Voltando aos conceitos do eu, este significa, pois, (1) uma consciência «pontual» de si. Ela não tem de ser reflexiva, pode ser obscura, «enevoada» (Fichte). Segundo Malebranche, não conhecemos a alma por uma «ideia» clara e distinta mas por um «sentimento» confuso que no entanto não se presta à menor dúvida. O eu é também (2) consciência de uma interioridade, diferenciada de um não eu, e dos outros eu que não são eu. Salvo a hipótese hiperbólica de um gênio maligno que me enganaria na própria medida em que algo me parece evidente, distingo fenomenologicamente as representações de que sou o autor e aquelas de que não o sou, por exemplo a percepção de vós nesta sala. O ónus da prova cabe a quem pretende provar o contrário, pace Wittgenstein, o neo-behaviourismo e o funcionalismo. Neste sentido, o eu está fechado em si, e os demais sujeitos configuram outras tantas esferas «privadas». Mas a palavra «privado» não é boa. O privado e o público dão-se conjuntamente, a consciência revela o seu carácter privado quando põe entre parênteses a sua consciência do mundo. Tal é o sentido da Refutação do Idealismo de Kant, ainda na primeira Crítica. Mas é preciso notar que, consideradas em si mesmas, nem a consciência da esfera privada (a «subjectividade») nem a consciência do mundo são experiências relacionais. (Empregarei os termos «privado», «interioridade», «subjectividade» quase como sinônimos.)

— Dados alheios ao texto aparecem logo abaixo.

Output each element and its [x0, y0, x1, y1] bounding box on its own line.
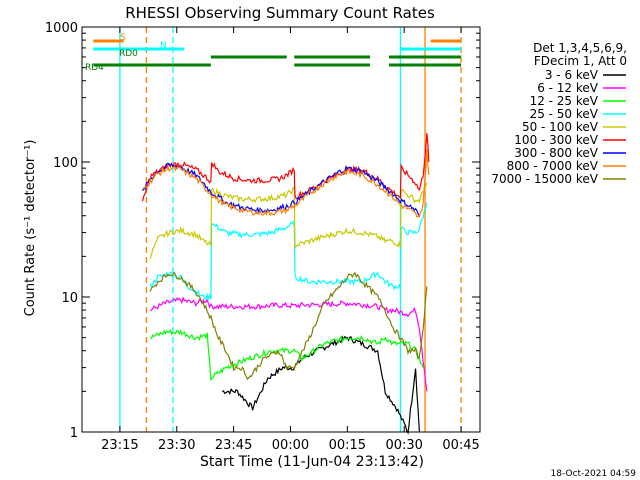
x-tick-label-2: 23:45: [215, 438, 252, 453]
x-tick-label-5: 00:30: [385, 438, 422, 453]
legend-label-0: 3 - 6 keV: [545, 68, 599, 82]
y-tick-label-3: 1000: [45, 21, 78, 36]
flag-label-s: S: [120, 33, 126, 43]
x-tick-label-3: 00:00: [272, 438, 309, 453]
series-line-1: [150, 296, 428, 392]
x-tick-label-1: 23:30: [158, 438, 195, 453]
series-line-0: [222, 335, 420, 435]
x-tick-label-4: 00:15: [329, 438, 366, 453]
y-tick-label-1: 10: [61, 291, 78, 306]
legend-label-6: 300 - 800 keV: [514, 146, 598, 160]
legend-label-7: 800 - 7000 keV: [507, 159, 599, 173]
series-line-5: [142, 133, 430, 202]
legend-header-0: Det 1,3,4,5,6,9,: [533, 41, 627, 55]
legend-label-1: 6 - 12 keV: [537, 81, 599, 95]
legend-label-5: 100 - 300 keV: [514, 133, 598, 147]
x-tick-label-0: 23:15: [101, 438, 138, 453]
series-line-4: [149, 182, 428, 260]
series-line-2: [150, 328, 424, 382]
flag-label-rd4: RD4: [85, 63, 104, 73]
y-axis-label: Count Rate (s⁻¹ detector⁻¹): [23, 140, 38, 317]
chart-title: RHESSI Observing Summary Count Rates: [125, 4, 435, 22]
plot-frame: [81, 26, 481, 433]
legend-label-3: 25 - 50 keV: [530, 107, 599, 121]
legend-label-4: 50 - 100 keV: [522, 120, 599, 134]
legend-header-1: FDecim 1, Att 0: [534, 54, 627, 68]
y-tick-label-2: 100: [53, 156, 78, 171]
axes: 23:15 23:30 23:45 00:00 00:15 00:30 00:45 1 10 10…: [45, 21, 480, 453]
flag-bars: S N RD0 RD4: [85, 33, 462, 73]
x-axis-label: Start Time (11-Jun-04 23:13:42): [200, 454, 424, 470]
legend-label-2: 12 - 25 keV: [530, 94, 599, 108]
x-tick-label-6: 00:45: [442, 438, 479, 453]
legend-label-8: 7000 - 15000 keV: [491, 172, 598, 186]
footer-timestamp: 18-Oct-2021 04:59: [551, 469, 637, 479]
flag-label-n: N: [160, 41, 167, 51]
series-layer: [142, 133, 430, 435]
flag-label-rd0: RD0: [119, 49, 138, 59]
series-line-7: [142, 148, 430, 218]
y-tick-label-0: 1: [70, 426, 78, 441]
series-line-8: [149, 271, 428, 381]
series-line-6: [142, 162, 420, 217]
legend: Det 1,3,4,5,6,9,FDecim 1, Att 03 - 6 keV…: [491, 41, 627, 186]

Finalmente, o eu é (3) uma experiência de si — denominemos assim a experiência da vida própria. É o substrato neural desta experiência que Antônio Damásio procura determinar, mediante uma hipótese que convoca e reúne os córtices sensoriais e somatossensoriais, associações motoras e sensoriais, regiões subcorticais. A sua coordenação exprimir-se-ia por um «documento narrativo não verbal», como Damásio sugestivamente escreve, respeitante a cada momento da experiência; ele não seria aliás exclusivo da experiência humana (O Erro de Descartes, 1995). Um tal substrato, por certo indispensável, não consiste —sublinhe-se — na posição do eu, que segundo Damásio requer a linguagem.